Les livres faisaient partie des quelques objets qui me rassuraient, ceux que je retrouvais après chaque départ, immuables. J’ajoutais avec parcimonie les ouvrages qu’il était temps pour moi de lire, les auteurs glanés ailleurs. Ainsi, doucement s’étoffait la constance. Je n’avais cette sensation chaude et pleine tout au fond du ventre que lorsqu’enfin montés les cartons et les quelques meubles, lorsqu’enfin aménagées la cuisine et la chambre, ouvert et pianoté sur le clavier, je redécouvrais les livres dont les titres mimaient ma vie dans son lent déroulement. Extra pure, Saviano, la cocaïne dans l’estomac des pauvres hères que je recevais à l’Hôtel Dieu et qui ne savaient pas ce qu’il se passerait si l’un des sachets ingurgité explosait in situ, Les forcenés, Benotman, quand un gas du centre de rétention où les migrants sans papiers attendaient l’expulsion avait tenté de s’évader du service des urgences, qu’un collègue infirmier lui avait barré la route et s’en était vanté auprès de moi horrifiée, Le vide et le plein, mon inconditionnelle confiance en Bouvier pour tenter de comprendre dans toute sa profondeur l’extrême ambivalence nippone, les masses silencieuses de l’hypercentre tokyoïte, l’étudiante en uniforme et son regard fou et son soliloque étrange dans l’indifférence d’une rame de métro, Histoire de la folie à l’âge classique confrontée à celle de notre ère lorsqu’à Sainte Anne un jeune de mon âge, schizophrène et réfractaire à tous les traitements, faisait l’objet d’un bouillonnant débat sur la lobotomie et puis Vian, ses Chroniques du Jazz quand il a fallu revenir à l’essentiel, se souvenir la beauté.
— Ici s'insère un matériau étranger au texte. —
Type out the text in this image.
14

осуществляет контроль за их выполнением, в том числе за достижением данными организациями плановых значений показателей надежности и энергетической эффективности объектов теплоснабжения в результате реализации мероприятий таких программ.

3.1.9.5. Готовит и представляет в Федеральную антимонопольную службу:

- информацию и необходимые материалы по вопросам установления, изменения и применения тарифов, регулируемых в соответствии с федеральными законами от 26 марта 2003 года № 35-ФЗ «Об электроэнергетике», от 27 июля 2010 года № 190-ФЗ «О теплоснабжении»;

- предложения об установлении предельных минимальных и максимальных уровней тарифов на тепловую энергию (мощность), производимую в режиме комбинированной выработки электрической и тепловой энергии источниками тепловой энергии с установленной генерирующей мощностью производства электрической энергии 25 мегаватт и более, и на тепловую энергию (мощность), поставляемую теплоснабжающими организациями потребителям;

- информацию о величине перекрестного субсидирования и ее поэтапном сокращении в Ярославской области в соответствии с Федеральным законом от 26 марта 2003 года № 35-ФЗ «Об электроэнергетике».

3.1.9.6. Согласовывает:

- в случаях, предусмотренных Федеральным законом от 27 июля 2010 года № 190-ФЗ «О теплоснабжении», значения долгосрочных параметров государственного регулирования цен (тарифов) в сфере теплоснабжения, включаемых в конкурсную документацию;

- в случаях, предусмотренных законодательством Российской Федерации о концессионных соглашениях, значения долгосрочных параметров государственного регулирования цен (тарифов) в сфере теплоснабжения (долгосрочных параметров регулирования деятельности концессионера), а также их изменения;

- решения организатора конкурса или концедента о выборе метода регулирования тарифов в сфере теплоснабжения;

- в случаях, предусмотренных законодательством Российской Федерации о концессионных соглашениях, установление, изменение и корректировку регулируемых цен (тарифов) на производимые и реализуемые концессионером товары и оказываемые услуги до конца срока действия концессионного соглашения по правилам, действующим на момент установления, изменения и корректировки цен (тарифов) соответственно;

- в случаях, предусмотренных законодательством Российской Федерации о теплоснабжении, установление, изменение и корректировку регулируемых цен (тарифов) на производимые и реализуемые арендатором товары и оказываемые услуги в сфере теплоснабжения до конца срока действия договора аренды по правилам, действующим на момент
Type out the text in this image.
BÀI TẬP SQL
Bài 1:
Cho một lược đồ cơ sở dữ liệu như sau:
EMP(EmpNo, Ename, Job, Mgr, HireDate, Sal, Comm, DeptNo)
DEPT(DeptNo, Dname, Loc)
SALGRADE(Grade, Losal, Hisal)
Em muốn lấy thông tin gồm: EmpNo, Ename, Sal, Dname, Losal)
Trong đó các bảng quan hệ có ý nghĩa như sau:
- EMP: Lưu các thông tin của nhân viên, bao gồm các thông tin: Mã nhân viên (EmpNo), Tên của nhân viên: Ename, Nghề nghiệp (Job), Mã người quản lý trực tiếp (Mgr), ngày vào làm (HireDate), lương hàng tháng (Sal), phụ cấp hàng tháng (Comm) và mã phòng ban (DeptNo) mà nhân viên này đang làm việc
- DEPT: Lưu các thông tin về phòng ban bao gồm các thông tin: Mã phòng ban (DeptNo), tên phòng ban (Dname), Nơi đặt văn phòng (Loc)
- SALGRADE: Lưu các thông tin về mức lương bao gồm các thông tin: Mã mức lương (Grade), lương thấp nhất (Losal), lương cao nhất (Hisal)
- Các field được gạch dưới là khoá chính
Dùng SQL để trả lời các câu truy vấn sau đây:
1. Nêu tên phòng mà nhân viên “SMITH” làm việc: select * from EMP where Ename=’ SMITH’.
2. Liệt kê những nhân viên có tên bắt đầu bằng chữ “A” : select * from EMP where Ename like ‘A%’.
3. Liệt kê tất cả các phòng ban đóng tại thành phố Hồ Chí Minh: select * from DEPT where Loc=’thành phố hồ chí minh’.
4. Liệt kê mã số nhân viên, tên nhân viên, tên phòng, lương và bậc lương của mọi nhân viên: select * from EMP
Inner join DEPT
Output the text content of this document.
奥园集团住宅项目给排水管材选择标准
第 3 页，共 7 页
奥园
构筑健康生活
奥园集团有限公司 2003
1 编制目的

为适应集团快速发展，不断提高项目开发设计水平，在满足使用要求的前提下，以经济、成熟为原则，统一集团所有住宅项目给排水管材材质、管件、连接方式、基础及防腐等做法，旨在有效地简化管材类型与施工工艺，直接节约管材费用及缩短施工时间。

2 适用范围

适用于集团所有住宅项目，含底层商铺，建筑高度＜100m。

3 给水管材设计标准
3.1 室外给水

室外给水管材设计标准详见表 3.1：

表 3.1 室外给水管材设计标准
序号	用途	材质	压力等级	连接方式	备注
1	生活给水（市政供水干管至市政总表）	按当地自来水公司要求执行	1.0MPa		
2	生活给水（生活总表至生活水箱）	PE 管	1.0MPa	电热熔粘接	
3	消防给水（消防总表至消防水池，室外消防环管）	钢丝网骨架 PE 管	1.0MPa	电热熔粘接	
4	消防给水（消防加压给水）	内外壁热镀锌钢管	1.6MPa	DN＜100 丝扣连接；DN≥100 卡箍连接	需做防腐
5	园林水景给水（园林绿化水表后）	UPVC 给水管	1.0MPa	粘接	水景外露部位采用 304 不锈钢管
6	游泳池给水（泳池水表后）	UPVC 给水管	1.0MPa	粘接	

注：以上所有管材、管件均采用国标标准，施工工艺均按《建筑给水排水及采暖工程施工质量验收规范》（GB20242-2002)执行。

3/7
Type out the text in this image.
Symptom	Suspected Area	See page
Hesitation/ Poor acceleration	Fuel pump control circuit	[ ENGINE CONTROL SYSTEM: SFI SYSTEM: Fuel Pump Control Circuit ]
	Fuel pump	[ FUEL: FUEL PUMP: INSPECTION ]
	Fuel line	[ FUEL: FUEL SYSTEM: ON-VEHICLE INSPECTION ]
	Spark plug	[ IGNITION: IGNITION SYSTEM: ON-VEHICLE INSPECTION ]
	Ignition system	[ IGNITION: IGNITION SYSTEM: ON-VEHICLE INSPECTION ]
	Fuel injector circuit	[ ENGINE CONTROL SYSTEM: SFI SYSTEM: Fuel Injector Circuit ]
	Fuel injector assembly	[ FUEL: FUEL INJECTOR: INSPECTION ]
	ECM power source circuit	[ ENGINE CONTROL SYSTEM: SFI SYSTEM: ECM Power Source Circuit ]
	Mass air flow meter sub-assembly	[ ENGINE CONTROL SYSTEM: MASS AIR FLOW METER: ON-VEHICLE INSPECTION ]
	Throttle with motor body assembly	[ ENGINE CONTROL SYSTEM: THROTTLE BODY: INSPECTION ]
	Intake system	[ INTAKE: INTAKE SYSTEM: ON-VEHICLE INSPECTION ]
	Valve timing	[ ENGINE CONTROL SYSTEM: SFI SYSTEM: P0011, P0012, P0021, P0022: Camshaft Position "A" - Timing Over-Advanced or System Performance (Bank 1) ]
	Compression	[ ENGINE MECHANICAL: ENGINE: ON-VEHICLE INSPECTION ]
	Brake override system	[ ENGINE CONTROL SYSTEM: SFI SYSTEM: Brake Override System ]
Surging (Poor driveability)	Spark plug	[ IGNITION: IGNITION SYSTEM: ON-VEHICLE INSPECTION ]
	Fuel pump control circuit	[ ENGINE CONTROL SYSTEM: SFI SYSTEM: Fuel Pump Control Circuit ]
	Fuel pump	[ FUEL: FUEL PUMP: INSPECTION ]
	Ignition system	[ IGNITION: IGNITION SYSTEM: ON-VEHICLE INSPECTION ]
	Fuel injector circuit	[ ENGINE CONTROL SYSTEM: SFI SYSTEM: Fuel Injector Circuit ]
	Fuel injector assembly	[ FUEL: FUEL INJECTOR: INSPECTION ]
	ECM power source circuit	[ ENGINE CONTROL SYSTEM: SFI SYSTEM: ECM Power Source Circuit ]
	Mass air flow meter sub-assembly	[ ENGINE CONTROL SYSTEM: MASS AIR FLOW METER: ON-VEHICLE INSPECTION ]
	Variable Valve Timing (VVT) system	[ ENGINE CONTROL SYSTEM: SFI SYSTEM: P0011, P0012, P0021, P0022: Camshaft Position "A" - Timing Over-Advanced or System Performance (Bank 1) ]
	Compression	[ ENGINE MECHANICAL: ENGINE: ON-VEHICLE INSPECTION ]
Au départ, je les empaquetais soigneusement, par ordre alphabétique d’auteurs selon deux catégories que j’inscrivais au feutre sur les cartons : littérature, sciences humaines. Je les déballais toujours selon le même rituel, cherchant le A pour leur donner d’emblée leur place définitive au salon près d’une cheminée, dans un couloir d’entrée, dans ma chambre ou dans mon unique pièce de jeune adulte. Martin Eden, les Scwharz-Bart et un Tobie Nathan étaient de ceux qui traversaient les catégories et se trouvaient tantôt sur le meuble de Foucault et Canguilhem, tantôt entre Kerouac et Mishima.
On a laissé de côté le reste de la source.